SomeKindOfFloppyWeirdo · 21/07/2021 23:50

I find it hard to believe they would have overlooked it. If they did overlook it, it would be scandalous.

Wouldn’t it just. This might be an interesting read for you.
inews.co.uk/news/children-covid-vaccine-claim-better-getting-naturally-jab-dangerous-1080768

Highlights:

Scientists have pushed back on the claim that allowing teenagers to catch Covid-19 naturally could be better for them than getting vaccinated, saying such a suggestion is “very dangerous”.

Professor Robert Dingwall, a member of the Joint Committee on Vaccination and Immunisation and a sociologist, tweeted on Wednesday that since the virus was so mild in teenagers, vaccines had to be “exceptionally safe” not to do more harm than good.

“Given the low risk of Covid for most teenagers, it is not immoral to think that they may be better protected by natural immunity generated through infection than by asking them to take the possible risk of a vaccine,” he wrote.

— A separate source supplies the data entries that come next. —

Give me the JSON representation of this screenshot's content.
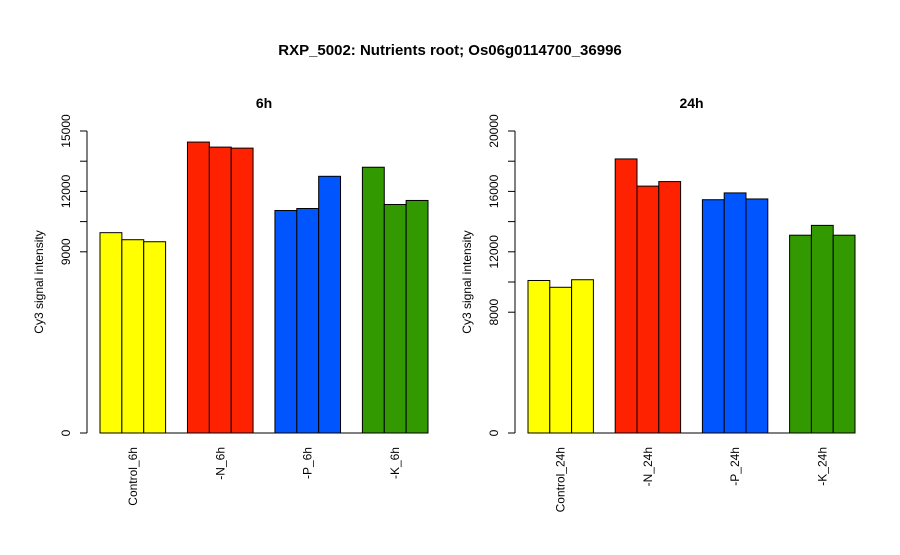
{
  "figure": {
    "title": "RXP_5002: Nutrients root; Os06g0114700_36996"
  },
  "chart_data": [
    {
      "type": "bar",
      "title": "6h",
      "xlabel": "",
      "ylabel": "Cy3 signal intensity",
      "ylim": [
        0,
        15000
      ],
      "yticks": [
        0,
        9000,
        12000,
        15000
      ],
      "categories": [
        "Control_6h",
        "-N_6h",
        "-P_6h",
        "-K_6h"
      ],
      "colors": [
        "#ffff00",
        "#ff2200",
        "#0055ff",
        "#339900"
      ],
      "groups": [
        {
          "category": "Control_6h",
          "values": [
            9950,
            9600,
            9500
          ]
        },
        {
          "category": "-N_6h",
          "values": [
            14450,
            14200,
            14150
          ]
        },
        {
          "category": "-P_6h",
          "values": [
            11050,
            11150,
            12750
          ]
        },
        {
          "category": "-K_6h",
          "values": [
            13200,
            11350,
            11550
          ]
        }
      ]
    },
    {
      "type": "bar",
      "title": "24h",
      "xlabel": "",
      "ylabel": "Cy3 signal intensity",
      "ylim": [
        0,
        20000
      ],
      "yticks": [
        0,
        8000,
        12000,
        16000,
        20000
      ],
      "categories": [
        "Control_24h",
        "-N_24h",
        "-P_24h",
        "-K_24h"
      ],
      "colors": [
        "#ffff00",
        "#ff2200",
        "#0055ff",
        "#339900"
      ],
      "groups": [
        {
          "category": "Control_24h",
          "values": [
            10100,
            9650,
            10150
          ]
        },
        {
          "category": "-N_24h",
          "values": [
            18150,
            16350,
            16650
          ]
        },
        {
          "category": "-P_24h",
          "values": [
            15450,
            15900,
            15500
          ]
        },
        {
          "category": "-K_24h",
          "values": [
            13100,
            13750,
            13100
          ]
        }
      ]
    }
  ]
}
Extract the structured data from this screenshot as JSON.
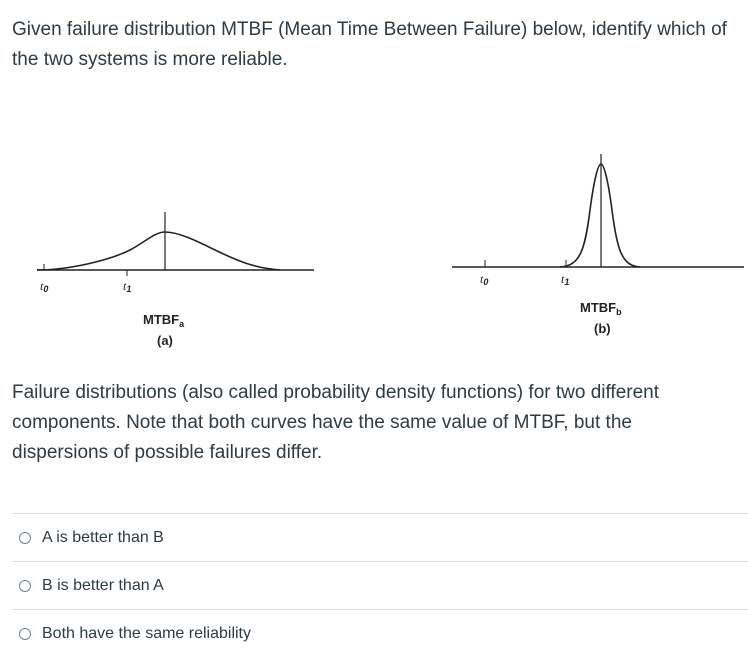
{
  "question": {
    "text": "Given failure distribution MTBF (Mean Time Between Failure) below, identify which of the two systems is more reliable."
  },
  "figure": {
    "panel_a": {
      "t0": "t",
      "t0_sub": "0",
      "t1": "t",
      "t1_sub": "1",
      "mtbf": "MTBF",
      "mtbf_sub": "a",
      "label": "(a)"
    },
    "panel_b": {
      "t0": "t",
      "t0_sub": "0",
      "t1": "t",
      "t1_sub": "1",
      "mtbf": "MTBF",
      "mtbf_sub": "b",
      "label": "(b)"
    }
  },
  "caption": {
    "text": "Failure distributions (also called probability density functions) for two different components. Note that both curves have the same value of MTBF, but the dispersions of possible failures differ."
  },
  "options": [
    {
      "label": "A is better than B"
    },
    {
      "label": "B is better than A"
    },
    {
      "label": "Both have the same reliability"
    }
  ]
}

Experts told i there is a huge health risk to implementing herd immunity for young people and they believe the risk associated with not vaccinating them is far greater.

A spokesperson for Public Health England said Prof Dingwall was speaking in a personal capacity and not on behalf of the JCVI.

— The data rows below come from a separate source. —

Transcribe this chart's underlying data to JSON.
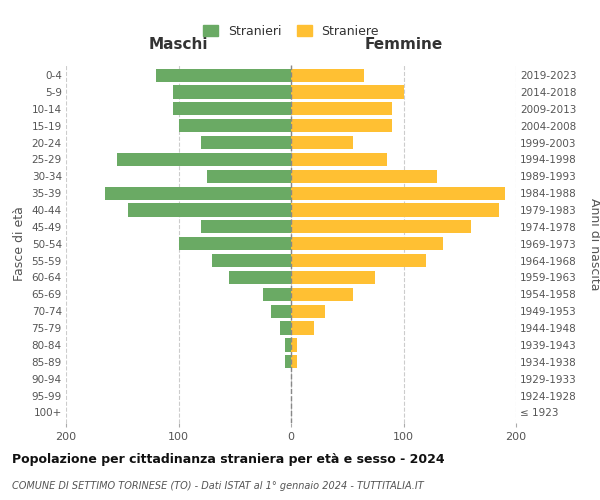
{
  "age_groups": [
    "100+",
    "95-99",
    "90-94",
    "85-89",
    "80-84",
    "75-79",
    "70-74",
    "65-69",
    "60-64",
    "55-59",
    "50-54",
    "45-49",
    "40-44",
    "35-39",
    "30-34",
    "25-29",
    "20-24",
    "15-19",
    "10-14",
    "5-9",
    "0-4"
  ],
  "birth_years": [
    "≤ 1923",
    "1924-1928",
    "1929-1933",
    "1934-1938",
    "1939-1943",
    "1944-1948",
    "1949-1953",
    "1954-1958",
    "1959-1963",
    "1964-1968",
    "1969-1973",
    "1974-1978",
    "1979-1983",
    "1984-1988",
    "1989-1993",
    "1994-1998",
    "1999-2003",
    "2004-2008",
    "2009-2013",
    "2014-2018",
    "2019-2023"
  ],
  "maschi": [
    0,
    0,
    0,
    5,
    5,
    10,
    18,
    25,
    55,
    70,
    100,
    80,
    145,
    165,
    75,
    155,
    80,
    100,
    105,
    105,
    120
  ],
  "femmine": [
    0,
    0,
    0,
    5,
    5,
    20,
    30,
    55,
    75,
    120,
    135,
    160,
    185,
    190,
    130,
    85,
    55,
    90,
    90,
    100,
    65
  ],
  "color_maschi": "#6aaa64",
  "color_femmine": "#ffc033",
  "title": "Popolazione per cittadinanza straniera per età e sesso - 2024",
  "subtitle": "COMUNE DI SETTIMO TORINESE (TO) - Dati ISTAT al 1° gennaio 2024 - TUTTITALIA.IT",
  "xlabel_left": "Maschi",
  "xlabel_right": "Femmine",
  "ylabel_left": "Fasce di età",
  "ylabel_right": "Anni di nascita",
  "legend_maschi": "Stranieri",
  "legend_femmine": "Straniere",
  "xlim": 200,
  "background_color": "#ffffff",
  "grid_color": "#cccccc"
}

Professor Lawrence Young, a virologist from the University of Warwick [says] “Not every adult can get a vaccine for health reasons and many adults continue to shield even though this officially ended in April. Ensuring the population has a high-enough level of protection is key.”

“I think the idea of just letting children get infected anyway is very dangerous, because it means that the virus will continue to spread,” he said. “As the virus spreads and grows, it can change and this is when variants crop up.”

Professor Young is confused why the UK is delaying the campaign to inoculate children, highlighting much of the world has already begun doing so, and the MHRA approved jabs for young people earlier this year.

More on Dingwall:
Byline Times can now reveal that, back in April, Prof Dingwall was the main coordinator of an open letter demanding that the Government lift all COVID-19 protections, signed by 10 signatories of the GBD.
GBD - Great Barrington Declaration

The GBD’s proposed strategy of letting the virus run to achieve herd immunity by natural infection has been widely criticised by more than 7,000 public health scientists. The declaration was sponsored by a right-wing libertarian think tank plugged into the Koch-backed climate science denial network, with a history of spreading misinformation on behalf of private health and tobacco lobbies. Most of the GBD’s supposed medical scientific signatories remain unverified and unvetted.